【これから『薬』の話をしよう】健康意識は服薬で変化するのか

2020年9月1日 (火)

薬学生新聞

医療法人徳仁会中野病院薬局
青島 周一

青島周一氏

 病気と診断され、薬を飲み始めることによって変化しうる健康状態について、病態生理学や薬理学など、生物・医学的視点から考察することは大切です。しかしながら、それだけで十分かと言えば必ずしもそうではありません。前回、前々回と禁煙補助薬を取り上げ、その治療効果は薬による薬理学的な作用だけでなく、治療を受ける本人の関心や他者との関わり、つまり社会・心理的な影響も軽視できないというお話をしました。

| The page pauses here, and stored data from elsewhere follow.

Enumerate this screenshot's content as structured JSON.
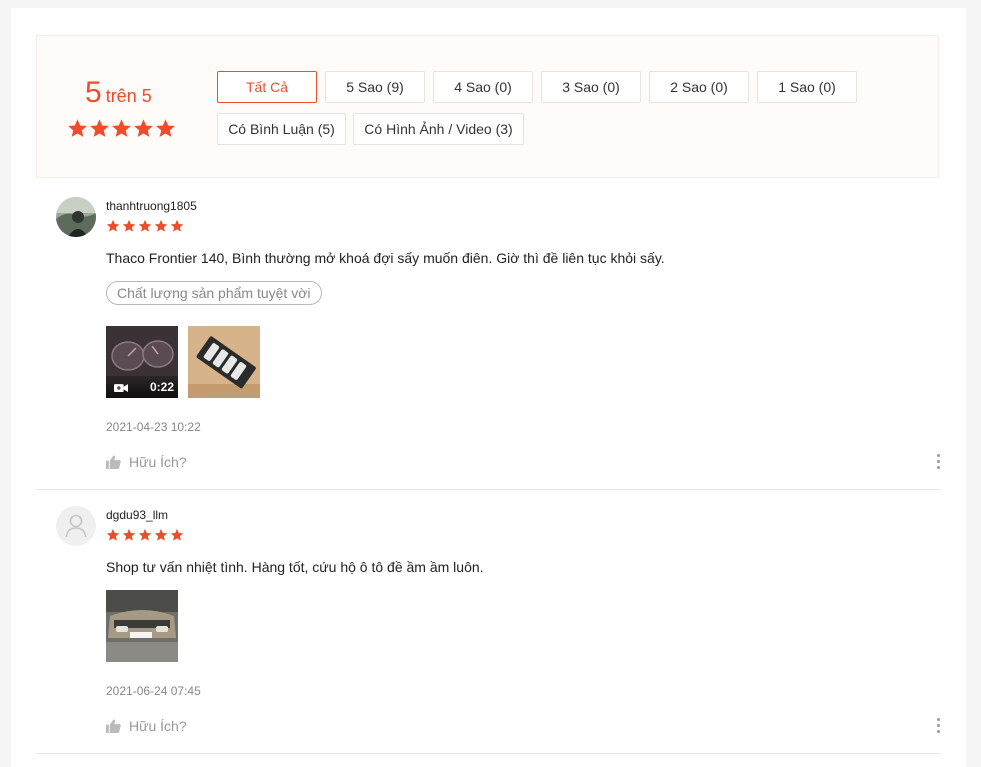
{
  "summary": {
    "score": "5",
    "out_of": "trên 5",
    "stars": 5,
    "accent": "#ee4d2d",
    "filters": [
      {
        "label": "Tất Cả",
        "active": true
      },
      {
        "label": "5 Sao (9)"
      },
      {
        "label": "4 Sao (0)"
      },
      {
        "label": "3 Sao (0)"
      },
      {
        "label": "2 Sao (0)"
      },
      {
        "label": "1 Sao (0)"
      },
      {
        "label": "Có Bình Luận (5)"
      },
      {
        "label": "Có Hình Ảnh / Video (3)"
      }
    ]
  },
  "reviews": [
    {
      "username": "thanhtruong1805",
      "rating": 5,
      "comment": "Thaco Frontier 140, Bình thường mở khoá đợi sấy muốn điên. Giờ thì đề liên tục khỏi sấy.",
      "tag": "Chất lượng sản phẩm tuyệt vời",
      "media": [
        {
          "type": "video",
          "duration": "0:22",
          "icon": "video-camera-icon"
        },
        {
          "type": "image"
        }
      ],
      "date": "2021-04-23 10:22",
      "helpful": "Hữu Ích?"
    },
    {
      "username": "dgdu93_llm",
      "rating": 5,
      "comment": "Shop tư vấn nhiệt tình. Hàng tốt, cứu hộ ô tô đề ầm ầm luôn.",
      "media": [
        {
          "type": "image"
        }
      ],
      "date": "2021-06-24 07:45",
      "helpful": "Hữu Ích?"
    }
  ]
}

 服薬という行為に付随する健康への影響を考察する上で、興味深い研究(PMID:32019405)が報告されています。この研究はフィンランド在住の4万1225人を対象に行われたもので、慢性疾患用薬の服用開始に関連して、生活習慣がどう変化するのかを検討しています。

 解析の結果、降圧薬またはスタチン系薬剤の服用を開始した人では、服用を開始していない人と比べて、BMI(体格指数)の増加、身体活動量の低下、肥満リスクの増加が示されました。他方で、飲酒量や喫煙者の割合は減少しました。

 この関連性に因果関係があるかどうかについては議論の余地がありますが、「薬を飲んでいるから少々の食べ過ぎは許容範囲、でも飲酒や喫煙は健康のリスク」というような認識が強まったのかもしれません。

 また、韓国在住の1万4655人を対象に、糖尿病の診断と健康管理への影響を検討した研究(PMID:29997134)では、糖尿病と診断された人はそうでない人に比べて、運動不足の人が少なく、大腸癌検診を受ける可能性が高く、インフルエンザワクチンの接種者が多いという結果でした。糖尿病の診断をきっかけに健康への関心が高まったといえるかもしれません。

 病気と診断されることや薬を飲み始めることは、生活レベルにおいて小さくない変化をもたらします。その影響は、薬による薬理学的な効果とは完全に独立したものであり、薬の効果を考える際には、生物学的レベルでの変化に加えて、生活レベルでの変化も考慮に入れる必要があります。

 病気の要因を遺伝的要因(先天的要因)、環境的要因(後天的要因)に分けたとき、薬理作用に基づく純粋な薬の効果によってリスクを修正できるのは、環境的要因の中のほんの一部に過ぎないことに留意しておくと、より多面的な臨床判断が可能となるように思います。